Il nuovo decreto sul Superbonus 110% non è ancora pubblicato in Gazzetta Ufficiale – e quindi operativo -, ma Forza Italia, presa in contropiede dal blitz del ministro all’Economia Giancarlo Giorgetti in consiglio dei ministri, già punta a «migliorarlo».
Il nodo principale riguarda lo stop allo sconto in fattura e alle cessioni del credito per le onlus, le case popolari e, soprattutto, per le zone terremotate o colpite da emergenze meteorologiche come le alluvioni, tanto che, nella versione definitiva del testo, qualche dettaglio potrebbe essere ammorbidito. Le norme non saranno retroattive, salvaguardando chi, in vario modo, ha già avviato l’iter per i lavori. Di fatto però si cancellano i meccanismi di facilitazione che altrimenti sarebbero rimasti in vigore fino al 31 dicembre 2025.
L’articolo 1 della bozza del decreto – ancora non bollinato e pubblicato, quindi passibile fino all’ultimo di modifiche – prevede la stretta per il terzo settore, per le cooperative di abitazioni e per gli Iacp (lasciando invece inalterate le norme a favore degli spogliatoi delle società sportive dilettantistiche).

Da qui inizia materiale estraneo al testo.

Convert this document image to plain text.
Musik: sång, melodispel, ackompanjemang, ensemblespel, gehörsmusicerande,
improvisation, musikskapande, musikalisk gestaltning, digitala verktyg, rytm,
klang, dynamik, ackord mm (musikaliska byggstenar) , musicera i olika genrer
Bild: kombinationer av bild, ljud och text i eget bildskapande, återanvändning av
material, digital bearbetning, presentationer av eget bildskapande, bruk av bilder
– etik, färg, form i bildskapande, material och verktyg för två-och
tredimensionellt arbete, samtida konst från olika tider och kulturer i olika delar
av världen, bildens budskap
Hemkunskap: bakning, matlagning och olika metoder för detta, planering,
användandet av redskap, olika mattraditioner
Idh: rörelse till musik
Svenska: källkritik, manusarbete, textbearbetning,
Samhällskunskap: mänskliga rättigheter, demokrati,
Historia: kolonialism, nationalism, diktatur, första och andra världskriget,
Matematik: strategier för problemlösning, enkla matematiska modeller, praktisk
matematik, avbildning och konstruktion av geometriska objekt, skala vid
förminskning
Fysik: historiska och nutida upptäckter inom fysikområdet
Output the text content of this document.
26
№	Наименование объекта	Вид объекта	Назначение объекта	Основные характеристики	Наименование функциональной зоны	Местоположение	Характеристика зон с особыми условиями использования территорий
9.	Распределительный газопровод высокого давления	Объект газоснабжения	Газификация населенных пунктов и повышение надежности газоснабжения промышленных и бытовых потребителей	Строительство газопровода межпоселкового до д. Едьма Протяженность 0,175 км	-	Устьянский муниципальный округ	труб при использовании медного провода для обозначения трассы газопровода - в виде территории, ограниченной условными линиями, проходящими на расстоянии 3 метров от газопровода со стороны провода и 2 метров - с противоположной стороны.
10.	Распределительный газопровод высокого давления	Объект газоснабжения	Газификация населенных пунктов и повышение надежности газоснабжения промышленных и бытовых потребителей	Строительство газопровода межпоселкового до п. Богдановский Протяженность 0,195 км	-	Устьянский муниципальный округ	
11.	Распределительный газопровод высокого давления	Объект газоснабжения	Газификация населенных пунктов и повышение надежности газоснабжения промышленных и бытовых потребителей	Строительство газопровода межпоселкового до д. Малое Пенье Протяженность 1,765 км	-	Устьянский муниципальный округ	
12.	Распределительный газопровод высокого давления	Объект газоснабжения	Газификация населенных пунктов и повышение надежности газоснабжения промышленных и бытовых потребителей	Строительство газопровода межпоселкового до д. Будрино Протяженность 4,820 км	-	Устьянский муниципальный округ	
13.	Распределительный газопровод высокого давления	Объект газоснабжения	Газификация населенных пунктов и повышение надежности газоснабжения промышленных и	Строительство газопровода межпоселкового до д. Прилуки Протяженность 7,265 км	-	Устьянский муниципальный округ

Ci saranno eccezioni, piuttosto articolate e complesse, per chi si è in qualche modo già mosso prima dell’entrata in vigore del decreto. In casi diversi dai condomini, sconto e cessione saranno infatti ancora sfruttabili per i lavori per i quali sia già stata presentata la Cila. Per gli interventi condominiali, le vecchie regole varranno invece nel caso sia stata adottata la delibera assembleare sui lavori e sia stata presentata la Cila. Le deroghe scattano anche nel caso sia stato richiesto un titolo abilitativo per demolizione e ricostruzione rientranti nel Superbonus 110%.
Per i lavori diversi da quelli agevolati con il maxisconto, cessione e sconto restano in vigore se risulta presentata la richiesta di titolo abitativo. Nel caso il titolo non sia necessario, saranno comunque salvi i lavori già iniziati o quelli non ancora cominciati ma nei quali sia stato già stipulato «un accordo vincolante tra le parti per la fornitura dei beni e dei servizi oggetto dei lavori e sia stato versato un acconto sul prezzo». Due deroghe queste ultime che valgono anche per le barriere architettoniche.
Il decreto dispone inoltre anche un più attento monitoraggio delle spese da parte dell’Enea a cui è obbligatorio comunicare le informazioni sui cantieri, pena una multa di 10.000 euro. Attualmente il contatore ufficiale dell’Agenzia è fermo a febbraio a poco più di 114 miliardi di euro ma quello del governo, illustrato ieri nel Consiglio dei ministri, è arrivato a 147 miliardi e potrebbe salire ancora fino a sfiorare quota 200 miliardi, rispetto ai 30 inizialmente previsti dal governo Conte.
Le esigenze dei conti pubblici di fronte agli oneri mostruosi per lo Stato causate dalla ristrutturazione “aggratis” di Conte & C. (oltre a M5s, Lega Salvini, Pd, Azione, Italia Viva, AVS e Forza Italia: tutte forze politiche che hanno supportato i governi Conte I e II e il Draghi) sono chiare a tutti, non solo a Giorgetti che teme la «maledizione» del Superbonus 110% sui conti pubblici, che già nel 2023 aveva fatto balzare il debito/pil ad oltre il 7%.
Il problema è la copertura dei costi per tutti coloro che non hanno sufficiente capienza fiscale nell’ambito dei 10 anni di recupero ordinario dei bonus fiscali. Già molti rimasti a cavallo tra il calo del Superbonus dal 110% al 70% si trovano con il coprire la differenza di tasca propria, con notevoli problemi a scucire cifre anche di decine di migliaia di euro. Se poi si considera la capacità di recupero fiscale, questa potrà essere totale per chi guadagna – e dichiara – in modo consistente superiore alla media italiana. Per un pensionato o un lavoratore con 1.200-1.500 euro al mese potrebbero esserci difficoltà a scontare fiscalmente in 10 anni il bonus, aumentando così la quota che rimane a carico del proprietario dell’immobile.